Opportunities include leveraging budgets by partnering with current and new individuals and agencies who share a similar mission, targeting our historically black colleges and universities (HBCUs) and other minority-serving institutions to enhance the academic skills of students from disadvantaged backgrounds, and supporting them in successfully entering and graduating from health professions training programs.
National Efforts
In addition to the work being done within North Carolina, members of our local health care workforce pipeline also have access to national organizations dedicated to matching the workforce's diversity to that of the wider population.
The National Association of Medical Minority Educators, Inc. (NAMME) facilitates communication and relationships between national, state, and community stakeholders focused on improving racial and ethnic diversity in every health profession [10].

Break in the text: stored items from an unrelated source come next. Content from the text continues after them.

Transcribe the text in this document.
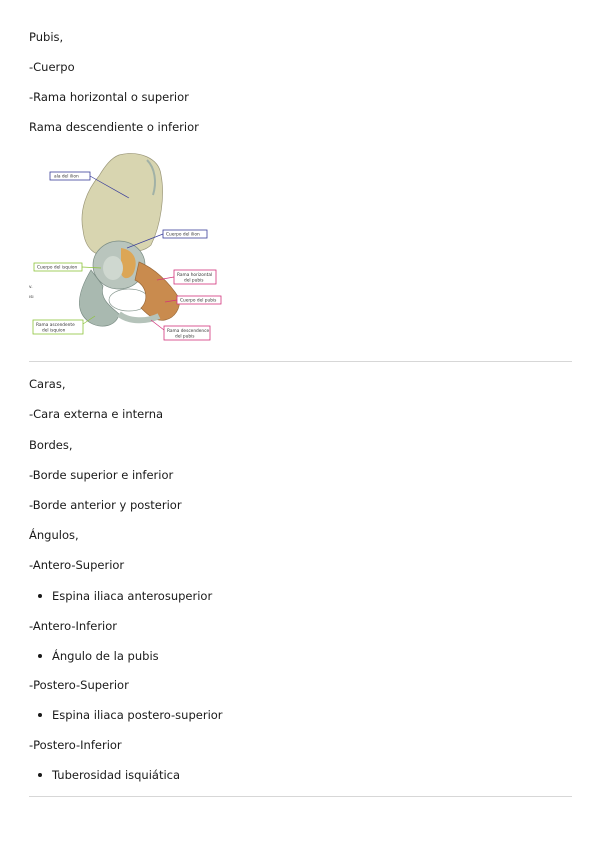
Pubis,
-Cuerpo
-Rama horizontal o superior
Rama descendiente o inferior
ala del ilion
Cuerpo del ilion
Cuerpo del isquion
Rama horizontal
del pubis
Cuerpo del pubis
Rama ascendente
del isquion	Rama descendence
del pubis
v.
ısı
Caras,
-Cara externa e interna
Bordes,
-Borde superior e inferior
-Borde anterior y posterior
Ángulos,
-Antero-Superior
Espina iliaca anterosuperior
-Antero-Inferior
Ángulo de la pubis
-Postero-Superior
Espina iliaca postero-superior
-Postero-Inferior
Tuberosidad isquiática
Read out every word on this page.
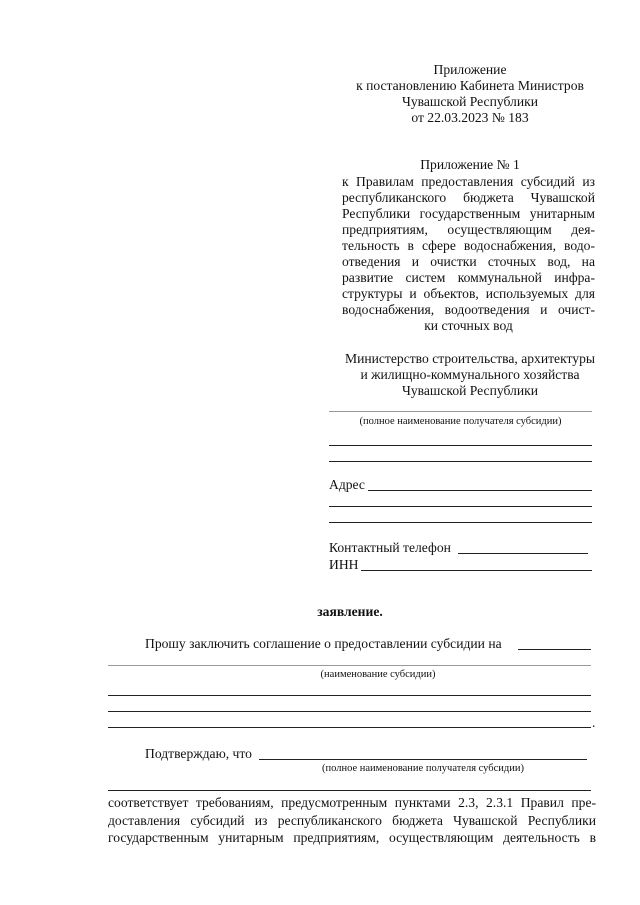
Приложение
к постановлению Кабинета Министров
Чувашской Республики
от 22.03.2023 № 183
Приложение № 1
к Правилам предоставления субсидий из
республиканского бюджета Чувашской
Республики государственным унитарным
предприятиям, осуществляющим дея-
тельность в сфере водоснабжения, водо-
отведения и очистки сточных вод, на
развитие систем коммунальной инфра-
структуры и объектов, используемых для
водоснабжения, водоотведения и очист-
ки сточных вод
Министерство строительства, архитектуры
и жилищно-коммунального хозяйства
Чувашской Республики
(полное наименование получателя субсидии)
Адрес
Контактный телефон
ИНН
заявление.
Прошу заключить соглашение о предоставлении субсидии на
(наименование субсидии)
.
Подтверждаю, что
(полное наименование получателя субсидии)
соответствует требованиям, предусмотренным пунктами 2.3, 2.3.1 Правил пре-
доставления субсидий из республиканского бюджета Чувашской Республики
государственным унитарным предприятиям, осуществляющим деятельность в
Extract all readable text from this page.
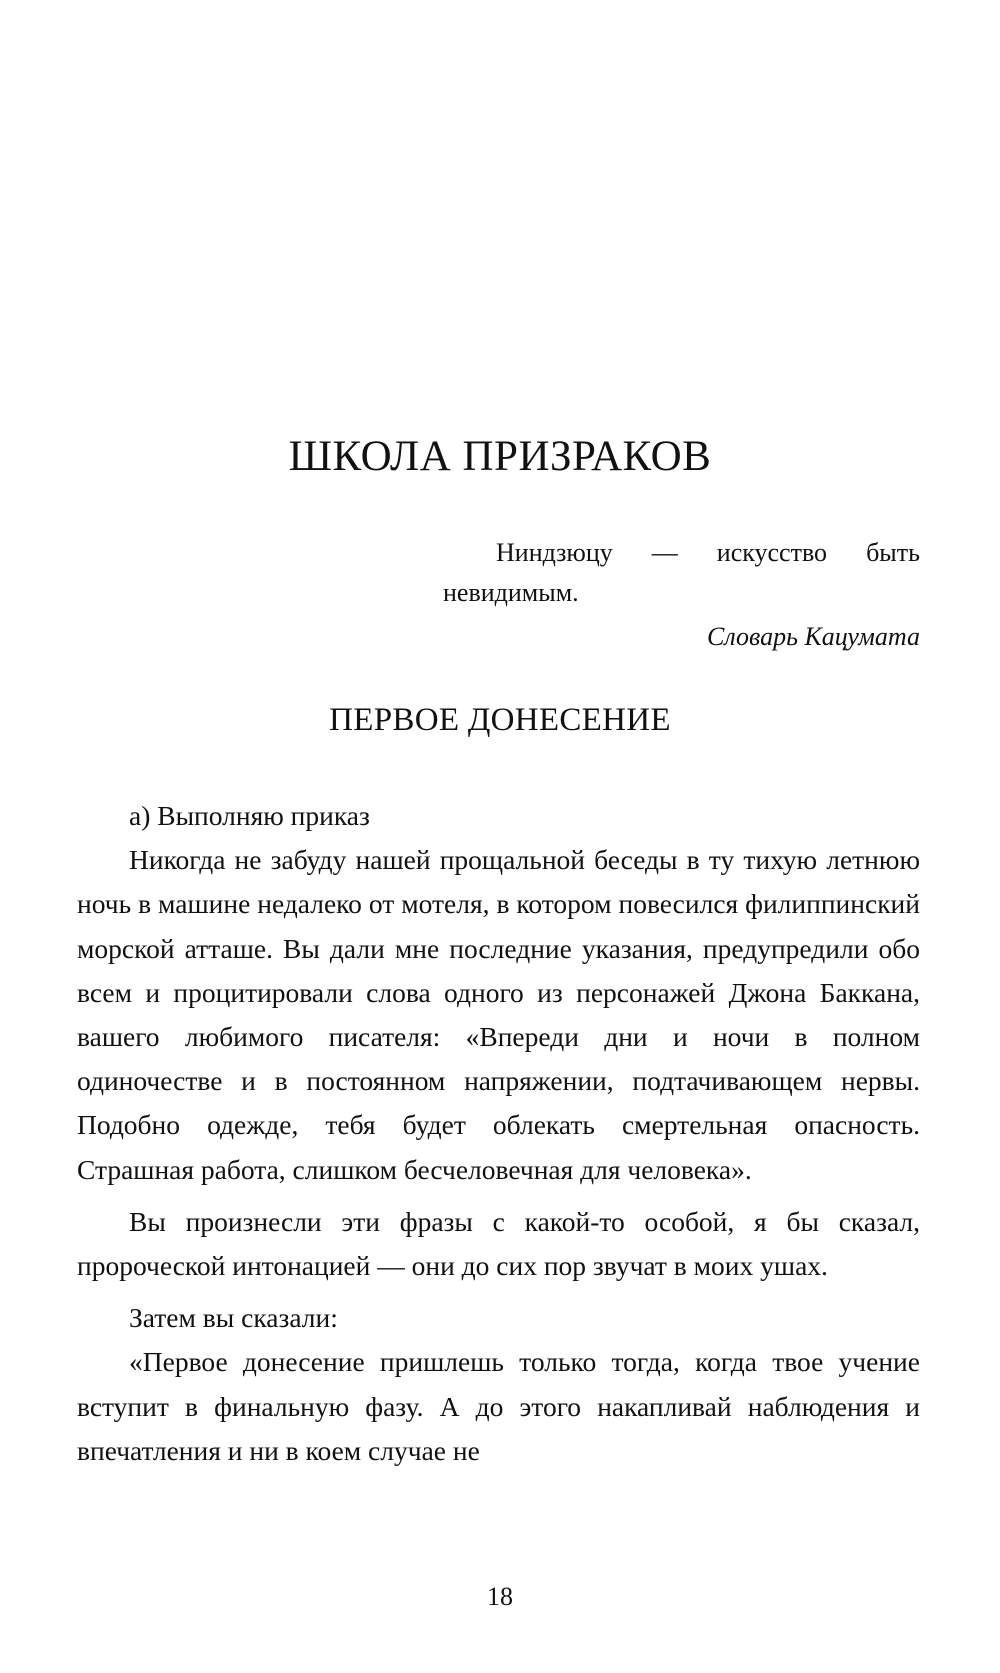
ШКОЛА ПРИЗРАКОВ

Ниндзюцу — искусство быть невидимым.

Словарь Кацумата

ПЕРВОЕ ДОНЕСЕНИЕ

а) Выполняю приказ

Никогда не забуду нашей прощальной беседы в ту тихую летнюю ночь в машине недалеко от мотеля, в котором повесился филиппинский морской атташе. Вы дали мне последние указания, предупредили обо всем и процитировали слова одного из персонажей Джона Баккана, вашего любимого писателя: «Впереди дни и ночи в полном одиночестве и в постоянном напряжении, подтачивающем нервы. Подобно одежде, тебя будет облекать смертельная опасность. Страшная работа, слишком бесчеловечная для человека».

Вы произнесли эти фразы с какой-то особой, я бы сказал, пророческой интонацией — они до сих пор звучат в моих ушах.

Затем вы сказали:

«Первое донесение пришлешь только тогда, когда твое учение вступит в финальную фазу. А до этого накапливай наблюдения и впечатления и ни в коем случае не

18
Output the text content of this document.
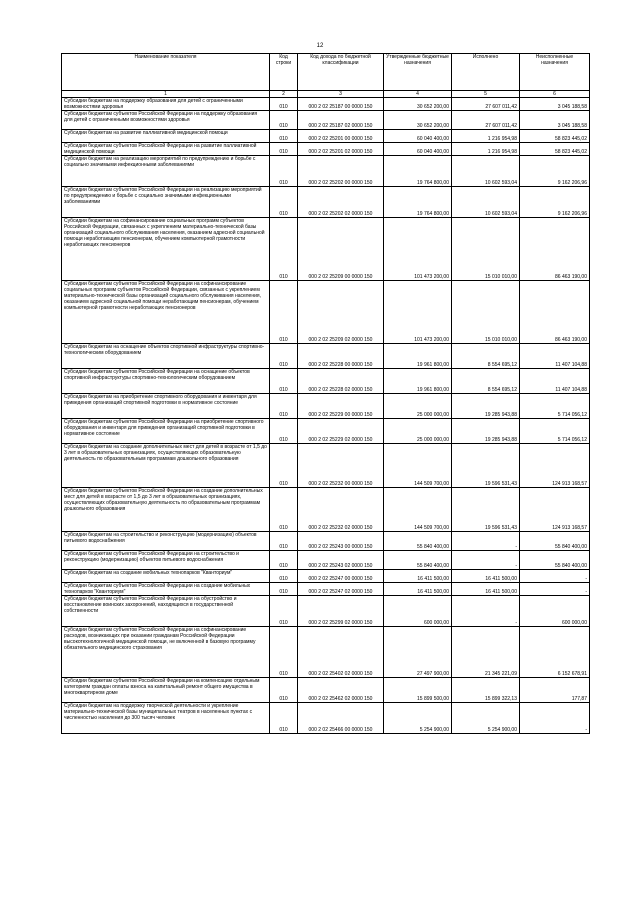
12
Наименование показателя	Код строки	Код дохода по бюджетной классификации	Утвержденные бюджетные назначения	Исполнено	Неисполненные назначения
1	2	3	4	5	6
Субсидии бюджетам на поддержку образования для детей с ограниченными возможностями здоровья	010	000 2 02 25187 00 0000 150	30 652 200,00	27 607 011,42	3 045 188,58
Субсидии бюджетам субъектов Российской Федерации на поддержку образования для детей с ограниченными возможностями здоровья	010	000 2 02 25187 02 0000 150	30 652 200,00	27 607 011,42	3 045 188,58
Субсидии бюджетам на развитие паллиативной медицинской помощи	010	000 2 02 25201 00 0000 150	60 040 400,00	1 216 954,98	58 823 445,02
Субсидии бюджетам субъектов Российской Федерации на развитие паллиативной медицинской помощи	010	000 2 02 25201 02 0000 150	60 040 400,00	1 216 954,98	58 823 445,02
Субсидии бюджетам на реализацию мероприятий по предупреждению и борьбе с социально значимыми инфекционными заболеваниями	010	000 2 02 25202 00 0000 150	19 764 800,00	10 602 593,04	9 162 206,96
Субсидии бюджетам субъектов Российской Федерации на реализацию мероприятий по предупреждению и борьбе с социально значимыми инфекционными заболеваниями	010	000 2 02 25202 02 0000 150	19 764 800,00	10 602 593,04	9 162 206,96
Субсидии бюджетам на софинансирование социальных программ субъектов Российской Федерации, связанных с укреплением материально-технической базы организаций социального обслуживания населения, оказанием адресной социальной помощи неработающим пенсионерам, обучением компьютерной грамотности неработающих пенсионеров	010	000 2 02 25209 00 0000 150	101 473 200,00	15 010 010,00	86 463 190,00
Субсидии бюджетам субъектов Российской Федерации на софинансирование социальных программ субъектов Российской Федерации, связанных с укреплением материально-технической базы организаций социального обслуживания населения, оказанием адресной социальной помощи неработающим пенсионерам, обучением компьютерной грамотности неработающих пенсионеров	010	000 2 02 25209 02 0000 150	101 473 200,00	15 010 010,00	86 463 190,00
Субсидии бюджетам на оснащение объектов спортивной инфраструктуры спортивно-технологическим оборудованием	010	000 2 02 25228 00 0000 150	19 961 800,00	8 554 695,12	11 407 104,88
Субсидии бюджетам субъектов Российской Федерации на оснащение объектов спортивной инфраструктуры спортивно-технологическим оборудованием	010	000 2 02 25228 02 0000 150	19 961 800,00	8 554 695,12	11 407 104,88
Субсидии бюджетам на приобретение спортивного оборудования и инвентаря для приведения организаций спортивной подготовки в нормативное состояние	010	000 2 02 25229 00 0000 150	25 000 000,00	19 285 943,88	5 714 056,12
Субсидии бюджетам субъектов Российской Федерации на приобретение спортивного оборудования и инвентаря для приведения организаций спортивной подготовки в нормативное состояние	010	000 2 02 25229 02 0000 150	25 000 000,00	19 285 943,88	5 714 056,12
Субсидии бюджетам на создание дополнительных мест для детей в возрасте от 1,5 до 3 лет в образовательных организациях, осуществляющих образовательную деятельность по образовательным программам дошкольного образования	010	000 2 02 25232 00 0000 150	144 509 700,00	19 596 531,43	124 913 168,57
Субсидии бюджетам субъектов Российской Федерации на создание дополнительных мест для детей в возрасте от 1,5 до 3 лет в образовательных организациях, осуществляющих образовательную деятельность по образовательным программам дошкольного образования	010	000 2 02 25232 02 0000 150	144 509 700,00	19 596 531,43	124 913 168,57
Субсидии бюджетам на строительство и реконструкцию (модернизацию) объектов питьевого водоснабжения	010	000 2 02 25243 00 0000 150	55 840 400,00	-	55 840 400,00
Субсидии бюджетам субъектов Российской Федерации на строительство и реконструкцию (модернизацию) объектов питьевого водоснабжения	010	000 2 02 25243 02 0000 150	55 840 400,00	-	55 840 400,00
Субсидии бюджетам на создание мобильных технопарков "Кванториум"	010	000 2 02 25247 00 0000 150	16 411 500,00	16 411 500,00	-
Субсидии бюджетам субъектов Российской Федерации на создание мобильных технопарков "Кванториум"	010	000 2 02 25247 02 0000 150	16 411 500,00	16 411 500,00	-
Субсидии бюджетам субъектов Российской Федерации на обустройство и восстановление воинских захоронений, находящихся в государственной собственности	010	000 2 02 25299 02 0000 150	600 000,00	-	600 000,00
Субсидии бюджетам субъектов Российской Федерации на софинансирование расходов, возникающих при оказании гражданам Российской Федерации высокотехнологичной медицинской помощи, не включенной в базовую программу обязательного медицинского страхования	010	000 2 02 25402 02 0000 150	27 497 900,00	21 345 221,09	6 152 678,91
Субсидии бюджетам субъектов Российской Федерации на компенсацию отдельным категориям граждан оплаты взноса на капитальный ремонт общего имущества в многоквартирном доме	010	000 2 02 25462 02 0000 150	15 899 500,00	15 899 322,13	177,87
Субсидии бюджетам на поддержку творческой деятельности и укрепление материально-технической базы муниципальных театров в населенных пунктах с численностью населения до 300 тысяч человек	010	000 2 02 25466 00 0000 150	5 254 900,00	5 254 900,00	-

As President of NAMME from 1997 to 1999 and in prior leadership roles, my goal was to work on a national platform to increase the awareness and importance of pipeline programs in medicine as well as all health professions.
The National AHEC Organization (NAO), meanwhile, represents a network of more than 300 AHEC program offices and centers that serve counties around the United States. Its goal is to help its members achieve the AHEC mission—enhancing access to health care by improving the workforce pipeline via strategic partnerships—through advocacy, education, and research [11].
Conclusion
Working in this space is the hallmark of my professional career, and just as Robert Frost wrote in his 1922 poem “Stopping by the Woods on a Snowy Evening”: “I have promises to keep and miles to go before I sleep.” There is work to be done in the development of a diverse workforce that represents North Carolina's changing demographics and we must rise to the occasion to further the goal of providing the highest-quality, culturally competent, culturally appropriate, and culturally sensitive health care for all of our citizens in North Carolina.
Acknowledgments
To the Village, thank you for all that you do and for all the opportunities to strategically work toward increasing population parity in the health professions.
Potential conflicts of interest. J.R.W. and K.U.P. have no relevant conflicts of interest.